BUND Landesverbandes RP: Konzeptionsloser Eiertanz

Naturschutz-Organisation kritisiert Kernzonen-Vorschläge für Pfälzerwald

MAINZ. Der BUND für Umwelt und Naturschutz (BUND) Rheinland- Pfalz kritisiert die Kernzonen-Vorschläge des Mainzer Umweltministeriums für das Biosphärenreservat Pfälzerwald als "kaum zu Ende gedachte Auswahl".

"Die an sich erfreuliche neue Beweglichkeit in der Zonierungsfrage droht ein konzeptionsloser Eiertanz zu werden, sollten die vorgeschlagenen sieben Kernzonen das letzte Wort sein", reagierte der BUND-Landesvorsitzende Ulrich Mohr auf einen Rheinpfalz-Bericht vom 30.Dezember. Nach dem Entwurf des Ministeriums sollen sieben Areale mit einer Fläche von 3459 Hektar ausgewiesen werden, in denen der Naturschutz Vorrang vor anderen Nutzungen haben würde.

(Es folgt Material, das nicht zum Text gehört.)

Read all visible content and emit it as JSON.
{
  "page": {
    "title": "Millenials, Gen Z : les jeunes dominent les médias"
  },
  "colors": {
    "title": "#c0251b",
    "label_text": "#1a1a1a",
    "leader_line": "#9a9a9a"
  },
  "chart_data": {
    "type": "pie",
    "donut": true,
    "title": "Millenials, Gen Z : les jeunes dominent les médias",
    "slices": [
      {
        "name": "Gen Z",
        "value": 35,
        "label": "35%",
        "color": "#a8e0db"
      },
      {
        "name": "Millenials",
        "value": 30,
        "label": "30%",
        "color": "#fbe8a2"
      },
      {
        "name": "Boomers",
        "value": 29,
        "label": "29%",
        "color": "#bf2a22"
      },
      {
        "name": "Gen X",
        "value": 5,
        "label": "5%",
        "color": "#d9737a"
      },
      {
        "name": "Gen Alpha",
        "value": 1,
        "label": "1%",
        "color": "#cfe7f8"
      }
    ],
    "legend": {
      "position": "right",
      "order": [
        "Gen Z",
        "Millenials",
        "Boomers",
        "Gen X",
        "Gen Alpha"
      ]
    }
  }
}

Bei dem kleinlichen Gerangel um Flächengrößen sollte ins Bewusstsein gehoben werden, dass gerade drei Prozent der Reservatsfläche zur Diskussion stünden, sagte Mohr. Kernzonen sollten auf Einzelflächen von mindestens 1000 Hektar Größe eigendynamische, vom Menschen weitgehend unbeeinflußte Prozesse hin zu den ursprünglichen, dem Standort eigentümlichen Lebensgemeinschaften ermöglichen. Im Pfälzerwald würden sich als im Endzustand flächendeckende Buchenbestände, teilweise mit Traubeneichen durchsetzt, ergeben.

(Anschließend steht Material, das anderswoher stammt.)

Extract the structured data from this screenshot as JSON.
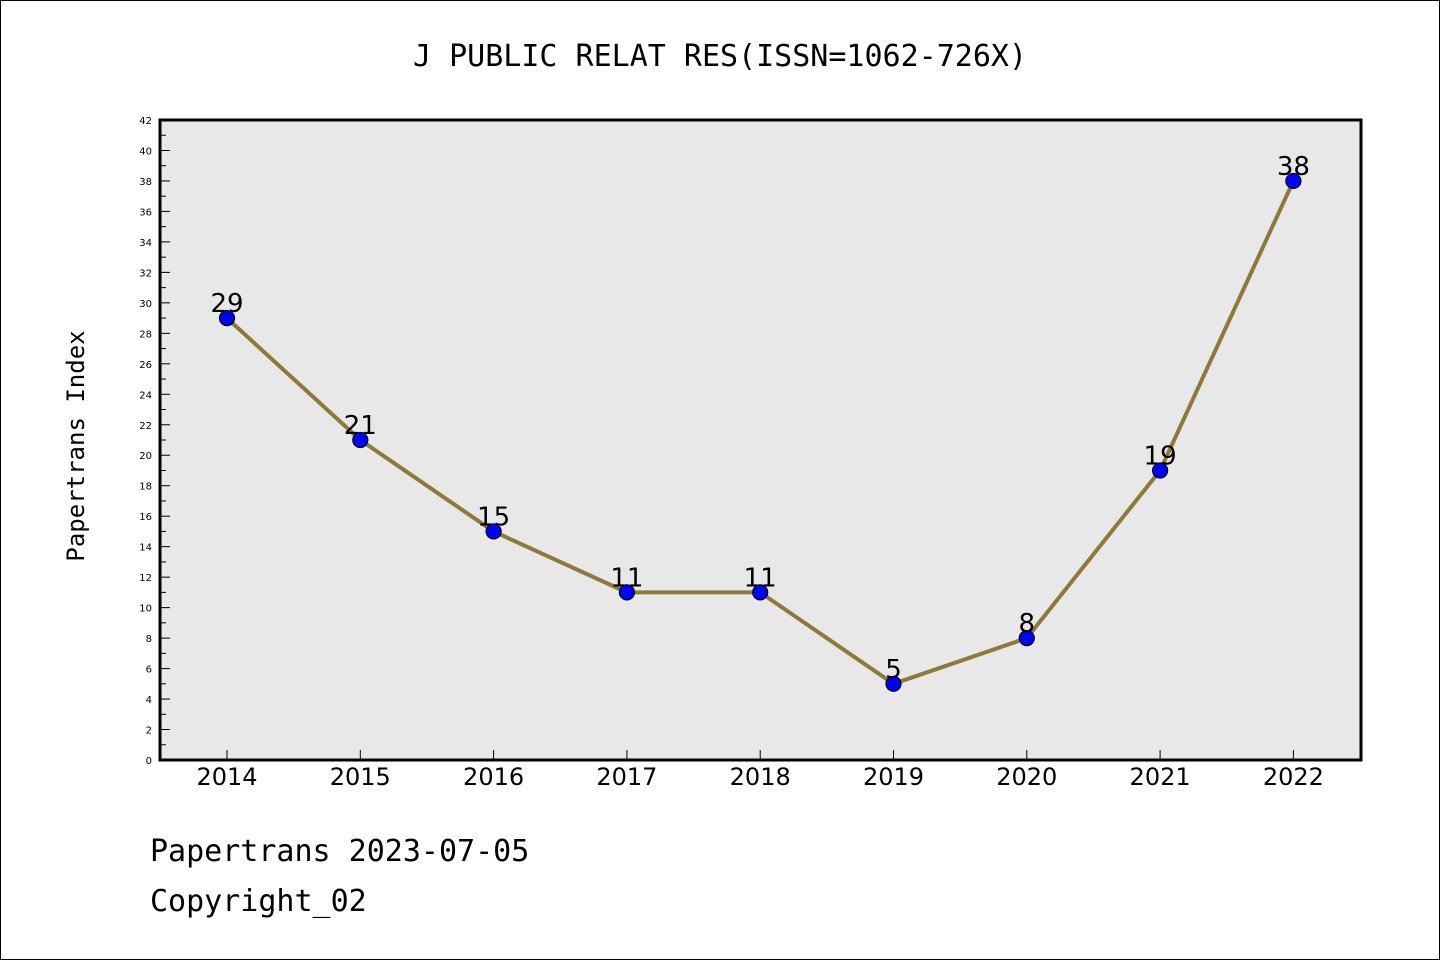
{
  "chart_data": {
    "type": "line",
    "title": "J PUBLIC RELAT RES(ISSN=1062-726X)",
    "xlabel": "",
    "ylabel": "Papertrans Index",
    "categories": [
      "2014",
      "2015",
      "2016",
      "2017",
      "2018",
      "2019",
      "2020",
      "2021",
      "2022"
    ],
    "series": [
      {
        "values": [
          29,
          21,
          15,
          11,
          11,
          5,
          8,
          19,
          38
        ]
      }
    ],
    "ylim": [
      0,
      42
    ],
    "ytick_step": 2,
    "grid": false,
    "data_labels": true,
    "colors": {
      "line": "#8b7a3a",
      "marker": "#0000ff",
      "plot_background": "#e8e8e8"
    }
  },
  "footer": {
    "line1": "Papertrans 2023-07-05",
    "line2": "Copyright_02"
  }
}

Kernzonen gehören nicht an den Rand, sondern sind einzubetten in die als Puffer wirkende Entwicklungs- und Pflegezone, begründete der BUND-Vorsitzende seine Kritik. Mit "Drachenfels", "Bergstein", "Felsenmeer" und "Mittelkopf" würden ausgerechnet Gebiete genannt, die auf Grund ihrer künstlichen Waldstruktur vom angestrebten Entwicklungsziel eines für den Standort typischen Waldes am weitesten entfernt seien. Bis die dort vorherrschenden Douglasien- und Kiefernbestände umgewandelt wären, müsste ein Zeitraum von schätzungsweise 500 Jahren verstreichen.

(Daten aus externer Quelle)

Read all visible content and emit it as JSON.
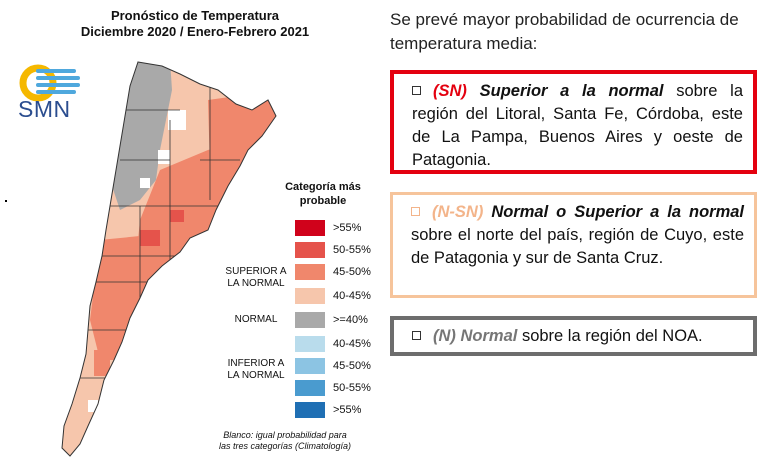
{
  "map": {
    "title_line1": "Pronóstico de Temperatura",
    "title_line2": "Diciembre 2020 / Enero-Febrero 2021",
    "logo_text": "SMN"
  },
  "legend": {
    "title_line1": "Categoría más",
    "title_line2": "probable",
    "superior_label_line1": "SUPERIOR A",
    "superior_label_line2": "LA NORMAL",
    "normal_label": "NORMAL",
    "inferior_label_line1": "INFERIOR A",
    "inferior_label_line2": "LA NORMAL",
    "items": [
      {
        "value": ">55%",
        "color": "#d0021b"
      },
      {
        "value": "50-55%",
        "color": "#e5534b"
      },
      {
        "value": "45-50%",
        "color": "#f0876c"
      },
      {
        "value": "40-45%",
        "color": "#f6c6ac"
      },
      {
        "value": ">=40%",
        "color": "#a9a9a9"
      },
      {
        "value": "40-45%",
        "color": "#b9dcec"
      },
      {
        "value": "45-50%",
        "color": "#8cc4e3"
      },
      {
        "value": "50-55%",
        "color": "#4a9bcf"
      },
      {
        "value": ">55%",
        "color": "#1f6fb4"
      }
    ],
    "footnote_line1": "Blanco: igual probabilidad para",
    "footnote_line2": "las tres categorías (Climatología)"
  },
  "text": {
    "intro": "Se prevé mayor probabilidad de ocurrencia de temperatura media:",
    "box1": {
      "code": "(SN)",
      "category": "Superior a la normal",
      "rest": "sobre la región del Litoral, Santa Fe, Córdoba, este de La Pampa, Buenos Aires y oeste de Patagonia."
    },
    "box2": {
      "code": "(N-SN)",
      "category": "Normal o Superior a la normal",
      "rest": "sobre el norte del país, región de Cuyo, este de Patagonia y sur de Santa Cruz."
    },
    "box3": {
      "code": "(N)",
      "category": "Normal",
      "rest": "sobre la región del NOA."
    }
  }
}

Zudem wären die kleinflächigen Gebiete am Haardtrand einem enormen touristischen Nutzungsdruck und Zerschneidungen durch Verkehrswege ausgesetzt, so Mohr. Wie könne man dort Ruhe verordnen wollen, wo Unruhe unvermeidlich sei, fragt sich der BUND. Dagegen seien in den Tiefen des Pfälzerwaldes Buchenaltbestände vorzufinden, die auf Grund ihres Alters dem erwünschten Endzustand bereits relativ nahe stünden. Doch ausgerechnet diese Bestände seien nicht angemessen berücksichtigt worden.